Noch deutlicher wurde die Finanzsenatorin in ihrer Kritik an den Demonstrierenden. Diese seien „maßlos in ihrem Gefühl, Opfer zu sein“. Wer angesichts einer gestaffelten Gehaltserhöhung – die kleinen Gehälter erhalten die volle Tarif-Aufstockung – von sozialer Spaltung spreche, habe „nichts verstanden“. Wer in Deutschland im öffentlichen Dienst arbeite und zudem verbeamtet sei, befinde sich in einer privilegierten Lage. Zu den unteren Besoldungsgruppen, die die volle Tariflohnerhöhung bekommen, gehörten 70 Prozent der PolizistInnen.

Bürgermeister Jens Böhrnsen (SPD) – „ich habe auch schon oft demonstriert“ – erinnerte daran, dass andere Bundesländer den Beamten zwar das Geld erhöhen würden, dabei anders als Bremen aber Personal im öffentlichen Dienst abbauen.

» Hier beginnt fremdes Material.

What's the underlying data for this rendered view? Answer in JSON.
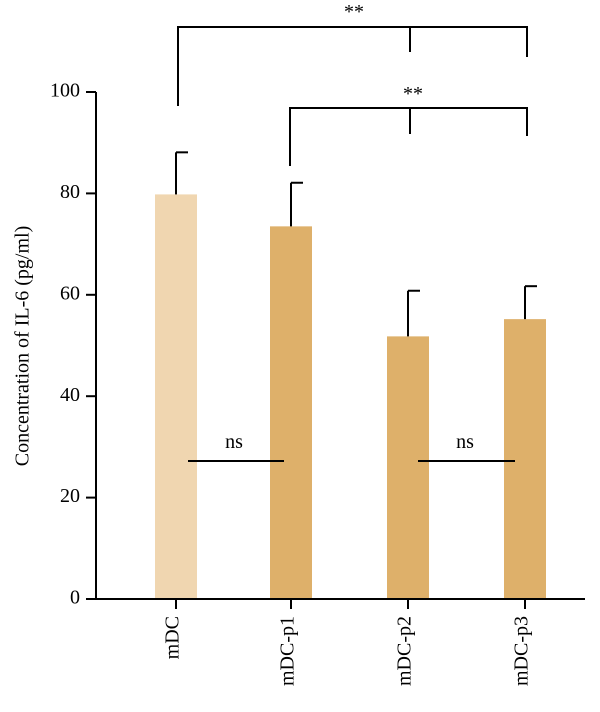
{
  "chart_data": {
    "type": "bar",
    "title": "",
    "xlabel": "",
    "ylabel": "Concentration of IL-6 (pg/ml)",
    "ylim": [
      0,
      100
    ],
    "yticks": [
      0,
      20,
      40,
      60,
      80,
      100
    ],
    "categories": [
      "mDC",
      "mDC-p1",
      "mDC-p2",
      "mDC-p3"
    ],
    "values": [
      79.8,
      73.5,
      51.8,
      55.2
    ],
    "errors": [
      8.3,
      8.6,
      9.0,
      6.5
    ],
    "bar_colors": [
      "#f0d6b0",
      "#deb06a",
      "#deb06a",
      "#deb06a"
    ],
    "grid": false,
    "annotations": {
      "ns_left": "ns",
      "ns_right": "ns",
      "sig_top": "**",
      "sig_mid": "**"
    }
  }
}
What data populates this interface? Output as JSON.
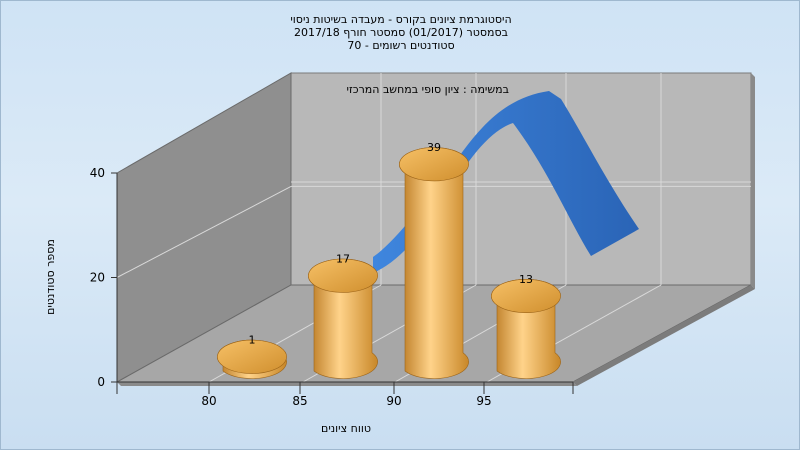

Die Stellenstreichungen der vergangenen Jahre in Bremen hätten aber bereits dazu geführt, dass gerade die jetzt protestierenden Berufsgruppen bereits an ihrem Limit arbeiten würden, sagte die Fraktionsvorsitzende der Linken, Kristina Vogt. Die sich verschärfende soziale Lage bedeute mehr Arbeit: „Polizisten und Lehrerinnen bekommen das ab.“ Eine Gehaltserhöhung sei daher auch ein Ausdruck der Wertschätzung ihrer Arbeit. In einem Antrag forderte die Linke daher den Senat dazu auf, den höheren Besoldungsgruppen der BeamtInnen dieselbe Tariferhöhung zuzugestehen wie den kleinen Beamten und den Angestellten. Die CDU stimmte diesem Antrag zu, SPD und Grüne lehnten ihn in einer namentlichen Abstimmung ab.